“I’d like to see her work in the travel pages,” Nicholas Shakespeare said to me recently of Lindsey Hilsum, international editor of Channel 4 News. Shakespeare, former literary editor of The Daily Telegraph and now chief literary critic of the Telegraph group, had been hugely impressed by her account of the Libyan revolution. In the latest edition of Granta magazine, published in Britain last week (and out in the United States on Tuesday), Hilsum reports on her return to Rwanda, where, nearly 20 years ago, she was living in Kigali when the massacres began. She finds shiny evidence of progress in the capital, but concludes that, “in the hills of rural Rwanda, the unrepentant and the unforgiven are living alongside the unhealed”.

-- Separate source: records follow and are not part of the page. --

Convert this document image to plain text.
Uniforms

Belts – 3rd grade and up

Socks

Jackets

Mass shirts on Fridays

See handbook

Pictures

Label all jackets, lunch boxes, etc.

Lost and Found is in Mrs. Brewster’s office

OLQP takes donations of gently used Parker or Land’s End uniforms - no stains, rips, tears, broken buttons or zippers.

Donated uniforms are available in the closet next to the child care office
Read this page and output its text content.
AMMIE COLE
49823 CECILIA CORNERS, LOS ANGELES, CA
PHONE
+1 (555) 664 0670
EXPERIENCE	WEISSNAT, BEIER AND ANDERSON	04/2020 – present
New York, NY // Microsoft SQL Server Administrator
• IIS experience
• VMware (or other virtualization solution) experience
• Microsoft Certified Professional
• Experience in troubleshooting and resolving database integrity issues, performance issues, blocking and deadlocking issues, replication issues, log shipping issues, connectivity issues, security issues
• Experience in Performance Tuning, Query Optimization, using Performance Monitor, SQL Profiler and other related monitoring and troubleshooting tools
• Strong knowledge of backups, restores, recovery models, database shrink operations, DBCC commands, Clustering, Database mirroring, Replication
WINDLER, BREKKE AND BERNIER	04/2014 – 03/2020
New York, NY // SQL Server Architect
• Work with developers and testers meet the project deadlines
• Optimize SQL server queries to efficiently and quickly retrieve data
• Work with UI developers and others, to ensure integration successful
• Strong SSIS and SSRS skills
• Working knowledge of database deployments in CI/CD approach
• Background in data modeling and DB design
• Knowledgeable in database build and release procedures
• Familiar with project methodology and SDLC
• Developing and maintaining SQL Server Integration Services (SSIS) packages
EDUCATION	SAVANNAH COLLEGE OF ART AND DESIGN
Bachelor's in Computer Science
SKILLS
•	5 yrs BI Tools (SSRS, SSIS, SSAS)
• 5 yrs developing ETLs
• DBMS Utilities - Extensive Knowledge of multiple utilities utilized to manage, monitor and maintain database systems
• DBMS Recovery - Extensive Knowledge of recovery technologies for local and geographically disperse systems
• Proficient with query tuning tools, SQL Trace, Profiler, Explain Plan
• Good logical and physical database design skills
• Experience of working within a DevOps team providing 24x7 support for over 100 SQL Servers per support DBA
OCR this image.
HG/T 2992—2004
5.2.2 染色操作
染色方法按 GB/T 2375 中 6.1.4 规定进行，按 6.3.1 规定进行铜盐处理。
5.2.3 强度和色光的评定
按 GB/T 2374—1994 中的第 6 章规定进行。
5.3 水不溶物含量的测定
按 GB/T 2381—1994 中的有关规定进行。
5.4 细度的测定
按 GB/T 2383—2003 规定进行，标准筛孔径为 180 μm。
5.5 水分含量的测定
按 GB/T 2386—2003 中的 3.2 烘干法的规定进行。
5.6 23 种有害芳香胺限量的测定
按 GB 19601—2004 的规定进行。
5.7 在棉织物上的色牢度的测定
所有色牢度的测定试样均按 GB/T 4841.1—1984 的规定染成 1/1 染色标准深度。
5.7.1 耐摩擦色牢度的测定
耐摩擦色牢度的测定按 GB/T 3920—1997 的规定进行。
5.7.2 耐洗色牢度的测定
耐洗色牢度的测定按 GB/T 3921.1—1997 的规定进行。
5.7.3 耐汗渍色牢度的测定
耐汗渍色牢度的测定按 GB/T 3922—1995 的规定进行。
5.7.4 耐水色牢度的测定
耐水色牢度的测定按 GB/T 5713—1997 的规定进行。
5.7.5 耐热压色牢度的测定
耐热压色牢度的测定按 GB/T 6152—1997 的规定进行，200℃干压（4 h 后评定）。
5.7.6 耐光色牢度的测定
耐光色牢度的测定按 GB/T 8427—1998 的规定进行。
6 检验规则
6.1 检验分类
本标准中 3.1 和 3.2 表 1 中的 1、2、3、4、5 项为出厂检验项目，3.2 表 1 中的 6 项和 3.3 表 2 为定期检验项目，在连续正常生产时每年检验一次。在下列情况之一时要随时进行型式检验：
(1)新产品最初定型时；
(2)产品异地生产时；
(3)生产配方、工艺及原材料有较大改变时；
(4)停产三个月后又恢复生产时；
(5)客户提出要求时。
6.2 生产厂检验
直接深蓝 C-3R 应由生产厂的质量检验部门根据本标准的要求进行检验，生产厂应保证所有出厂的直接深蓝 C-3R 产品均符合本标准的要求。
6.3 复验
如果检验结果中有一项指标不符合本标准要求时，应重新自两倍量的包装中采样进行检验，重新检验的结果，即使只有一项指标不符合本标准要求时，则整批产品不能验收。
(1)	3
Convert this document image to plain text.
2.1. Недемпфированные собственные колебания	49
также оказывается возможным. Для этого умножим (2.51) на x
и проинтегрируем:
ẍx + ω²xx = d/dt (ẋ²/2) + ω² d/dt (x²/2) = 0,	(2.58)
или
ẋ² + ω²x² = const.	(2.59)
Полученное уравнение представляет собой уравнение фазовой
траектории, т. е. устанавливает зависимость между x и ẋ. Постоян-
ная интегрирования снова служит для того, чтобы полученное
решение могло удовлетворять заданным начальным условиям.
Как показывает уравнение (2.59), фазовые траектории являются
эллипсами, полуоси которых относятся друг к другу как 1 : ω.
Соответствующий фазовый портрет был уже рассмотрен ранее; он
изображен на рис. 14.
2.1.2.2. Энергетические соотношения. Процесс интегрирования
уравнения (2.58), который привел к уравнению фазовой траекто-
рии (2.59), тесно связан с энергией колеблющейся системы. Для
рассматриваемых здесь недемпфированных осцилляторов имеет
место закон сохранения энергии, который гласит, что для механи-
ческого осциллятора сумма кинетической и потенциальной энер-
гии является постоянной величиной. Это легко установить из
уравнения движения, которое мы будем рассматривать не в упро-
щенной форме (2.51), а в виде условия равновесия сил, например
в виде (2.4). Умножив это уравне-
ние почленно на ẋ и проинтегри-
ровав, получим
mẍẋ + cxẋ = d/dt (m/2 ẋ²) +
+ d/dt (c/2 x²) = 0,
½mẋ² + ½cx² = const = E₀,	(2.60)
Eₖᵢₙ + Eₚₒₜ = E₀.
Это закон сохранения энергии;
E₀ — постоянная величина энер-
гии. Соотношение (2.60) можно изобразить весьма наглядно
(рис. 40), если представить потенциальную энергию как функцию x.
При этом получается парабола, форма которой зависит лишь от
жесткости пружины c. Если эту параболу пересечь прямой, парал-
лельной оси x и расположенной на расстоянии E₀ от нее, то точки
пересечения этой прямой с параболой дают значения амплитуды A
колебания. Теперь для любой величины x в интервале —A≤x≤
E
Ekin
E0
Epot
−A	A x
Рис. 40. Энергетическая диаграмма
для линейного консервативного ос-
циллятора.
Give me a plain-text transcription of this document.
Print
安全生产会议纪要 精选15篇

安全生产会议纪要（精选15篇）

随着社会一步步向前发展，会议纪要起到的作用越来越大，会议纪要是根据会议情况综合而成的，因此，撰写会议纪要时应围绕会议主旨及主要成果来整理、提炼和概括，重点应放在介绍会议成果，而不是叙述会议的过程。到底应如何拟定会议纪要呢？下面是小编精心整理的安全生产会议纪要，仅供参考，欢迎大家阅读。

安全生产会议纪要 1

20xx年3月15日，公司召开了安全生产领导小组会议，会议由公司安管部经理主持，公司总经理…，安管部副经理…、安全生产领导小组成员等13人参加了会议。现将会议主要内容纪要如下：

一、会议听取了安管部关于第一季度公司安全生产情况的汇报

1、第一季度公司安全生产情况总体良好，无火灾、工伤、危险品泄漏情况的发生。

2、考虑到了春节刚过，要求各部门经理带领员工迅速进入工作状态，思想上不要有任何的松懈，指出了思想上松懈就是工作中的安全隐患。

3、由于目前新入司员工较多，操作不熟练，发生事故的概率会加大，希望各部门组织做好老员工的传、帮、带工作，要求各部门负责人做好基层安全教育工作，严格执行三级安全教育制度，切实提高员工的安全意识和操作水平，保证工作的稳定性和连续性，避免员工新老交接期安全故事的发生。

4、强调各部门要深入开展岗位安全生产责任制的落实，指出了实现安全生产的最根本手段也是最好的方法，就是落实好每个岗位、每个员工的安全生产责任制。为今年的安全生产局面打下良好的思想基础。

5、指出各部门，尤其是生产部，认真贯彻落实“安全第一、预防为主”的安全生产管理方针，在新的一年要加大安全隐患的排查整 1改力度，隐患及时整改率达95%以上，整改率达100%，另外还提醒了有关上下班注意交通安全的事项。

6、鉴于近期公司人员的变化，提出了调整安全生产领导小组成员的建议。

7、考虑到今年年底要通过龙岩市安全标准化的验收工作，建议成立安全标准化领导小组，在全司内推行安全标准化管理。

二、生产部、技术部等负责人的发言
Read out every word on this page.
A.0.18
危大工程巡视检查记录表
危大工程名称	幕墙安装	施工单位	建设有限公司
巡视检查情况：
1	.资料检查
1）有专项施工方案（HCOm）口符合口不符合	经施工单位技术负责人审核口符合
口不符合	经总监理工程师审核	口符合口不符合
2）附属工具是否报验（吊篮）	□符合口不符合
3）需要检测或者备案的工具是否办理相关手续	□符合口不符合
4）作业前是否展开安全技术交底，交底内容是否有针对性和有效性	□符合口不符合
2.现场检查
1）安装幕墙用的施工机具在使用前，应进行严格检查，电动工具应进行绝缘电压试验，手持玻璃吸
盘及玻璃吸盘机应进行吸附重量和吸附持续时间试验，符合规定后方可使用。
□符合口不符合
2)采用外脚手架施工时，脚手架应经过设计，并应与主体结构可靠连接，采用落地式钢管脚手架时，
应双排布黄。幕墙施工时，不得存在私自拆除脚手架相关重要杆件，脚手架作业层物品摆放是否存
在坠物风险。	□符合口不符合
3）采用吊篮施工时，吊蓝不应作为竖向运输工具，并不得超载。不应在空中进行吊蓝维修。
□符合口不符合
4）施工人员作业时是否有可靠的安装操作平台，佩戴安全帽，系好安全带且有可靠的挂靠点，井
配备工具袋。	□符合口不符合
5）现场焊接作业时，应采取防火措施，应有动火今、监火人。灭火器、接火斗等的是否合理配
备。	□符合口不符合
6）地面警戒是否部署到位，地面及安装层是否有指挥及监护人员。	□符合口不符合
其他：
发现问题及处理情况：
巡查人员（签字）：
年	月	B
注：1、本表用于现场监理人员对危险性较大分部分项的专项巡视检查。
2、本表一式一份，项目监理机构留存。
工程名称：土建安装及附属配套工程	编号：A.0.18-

I found myself haunted by that phrase long after I finished her piece. Perhaps it’s because I grew up in Northern Ireland at the height of the Troubles, and have been watching it closely since, wondering whether it really has renounced tribalism for the glossy new out-of-town Tesco. Others will find Hilsum’s piece haunting for different reasons. There is a short excerpt on the Granta website. The article as a whole is the most powerful piece of reporting I’ve read for years, and in itself worth the £12.99 you’ll pay for Granta.
Is it travel writing? It is in the view of Deskbound Traveller.